И вот произошло событие, которое стало последней каплей.
Дождь за окном стекал по стеклу сплошными мутными потоками, а двор тонул в непролазной грязи. Паша вернулся домой с виновато-несчастным видом. В руках он вертел ключи от машины — той самой, которую Марина брала в кредит, и платила за неё почти полтора года.
— Машину, ну… слегка помяло, — произнес он, и тон его голоса намекал, что речь идет о чём-то пустяковом.
— Как это — помяло?!
— Да нормально всё! Там крыло, фара… Ничего страшного. Мой друг Серёга всё сделает, у него сервис. Недорого, ну… ты же оплатишь, да?
Марина молчала. Сколько можно? Сколько можно закрывать глаза, платить за его безалаберность, верить в то, чего не было и, видимо, никогда не будет?
Она посмотрела на него — на его растерянное лицо, на привычную позу провинившегося мальчишки — и вдруг впервые увидела Пашу с абсолютной, почти пугающей ясностью. Не мужчину. Не спутника жизни. А большого, избалованного и ленивого ребёнка, которому просто не приходило в голову, что рядом с ним живой человек, со своими чувствами и интересами.
— Я оплачу? — переспросила она так тихо, что её голос почти потонул в шуме дождя.
— Ну а кто? У тебя же деньги есть, — он лишь пожал плечами, совершенно искренне не понимая, о чём вообще может идти речь.
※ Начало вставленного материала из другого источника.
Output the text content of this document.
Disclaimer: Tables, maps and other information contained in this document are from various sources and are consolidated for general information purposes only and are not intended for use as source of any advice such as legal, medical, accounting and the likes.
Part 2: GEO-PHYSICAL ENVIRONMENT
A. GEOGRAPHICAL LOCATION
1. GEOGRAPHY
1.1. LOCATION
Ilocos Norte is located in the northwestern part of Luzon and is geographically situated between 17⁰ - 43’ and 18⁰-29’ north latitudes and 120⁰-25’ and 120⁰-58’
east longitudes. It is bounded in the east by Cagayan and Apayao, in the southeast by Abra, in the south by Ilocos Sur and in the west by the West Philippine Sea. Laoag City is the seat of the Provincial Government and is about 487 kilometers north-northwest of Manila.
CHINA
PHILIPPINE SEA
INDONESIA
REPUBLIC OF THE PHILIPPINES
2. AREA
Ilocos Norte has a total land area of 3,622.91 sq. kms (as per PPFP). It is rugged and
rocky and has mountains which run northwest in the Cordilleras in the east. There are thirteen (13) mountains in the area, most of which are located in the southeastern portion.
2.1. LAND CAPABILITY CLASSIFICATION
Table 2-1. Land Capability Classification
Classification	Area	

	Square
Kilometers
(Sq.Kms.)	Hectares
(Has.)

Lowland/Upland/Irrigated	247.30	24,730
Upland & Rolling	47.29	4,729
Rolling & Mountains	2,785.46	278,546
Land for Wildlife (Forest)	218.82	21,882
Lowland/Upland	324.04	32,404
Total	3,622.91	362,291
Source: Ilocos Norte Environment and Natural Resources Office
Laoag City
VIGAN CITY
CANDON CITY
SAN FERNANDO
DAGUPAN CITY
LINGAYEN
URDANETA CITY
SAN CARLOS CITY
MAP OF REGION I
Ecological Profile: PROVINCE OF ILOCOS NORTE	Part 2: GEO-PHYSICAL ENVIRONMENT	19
И тогда Марина поняла. Это прозрение нахлынуло на неё волной, смывая последние остатки иллюзий. Она вспомнила, как ещё в институте Паша любил громко и красиво спорить о «великих художниках», как он вечно с упоением рассуждая о будущем. Уже тогда он не доводил до конца ни одного начинания. Ни одна картина не была завершена, ни одна идея не была воплощена. Но тогда это казалось ей таким очаровательным, проявлением его тонкой натуры. «Творческий хаос», — улыбалась она тогда, с нежностью прижимаясь к его плечу.
А сейчас этот самый «хаос» превратился в банальное, утомительное иждивенчество. Он методично забирал её деньги, её нервы, её годы. Он жил в её жизни, как тихий, невидимый квартирант, который ест из её холодильника, но никогда не выносит мусор и не участвует в оплате счетов. Правда, квартира была его.
— Я устала, Паша, — произнесла Марина, и её голос прозвучал непривычно ровно и твёрдо. — Я не буду платить.
— Что значит — не будешь? Это же наше! Наша машина! — в его голосе послышались нотки искреннего недоумения и уже зарождающейся обиды.
— Наша? — она горько усмехнулась. — Ты хоть один платёж по кредиту сделал? Хоть одну заправку оплатил? Это моя машина, мой кредит и… мои давно уже истончившиеся нервы.
В его глазах мелькнуло то самое детское недоумение, которое раньше вызывало у неё умиление, а затем сменилось злостью. Он привык, что Марина — это тихая, надёжная гавань. Что она всегда всё разрулит, покроет его промахи, подставит плечо. И вдруг — нет. Гавань закрылась.
— Ты несправедлива, — буркнул он, отводя взгляд. — Я ведь стараюсь…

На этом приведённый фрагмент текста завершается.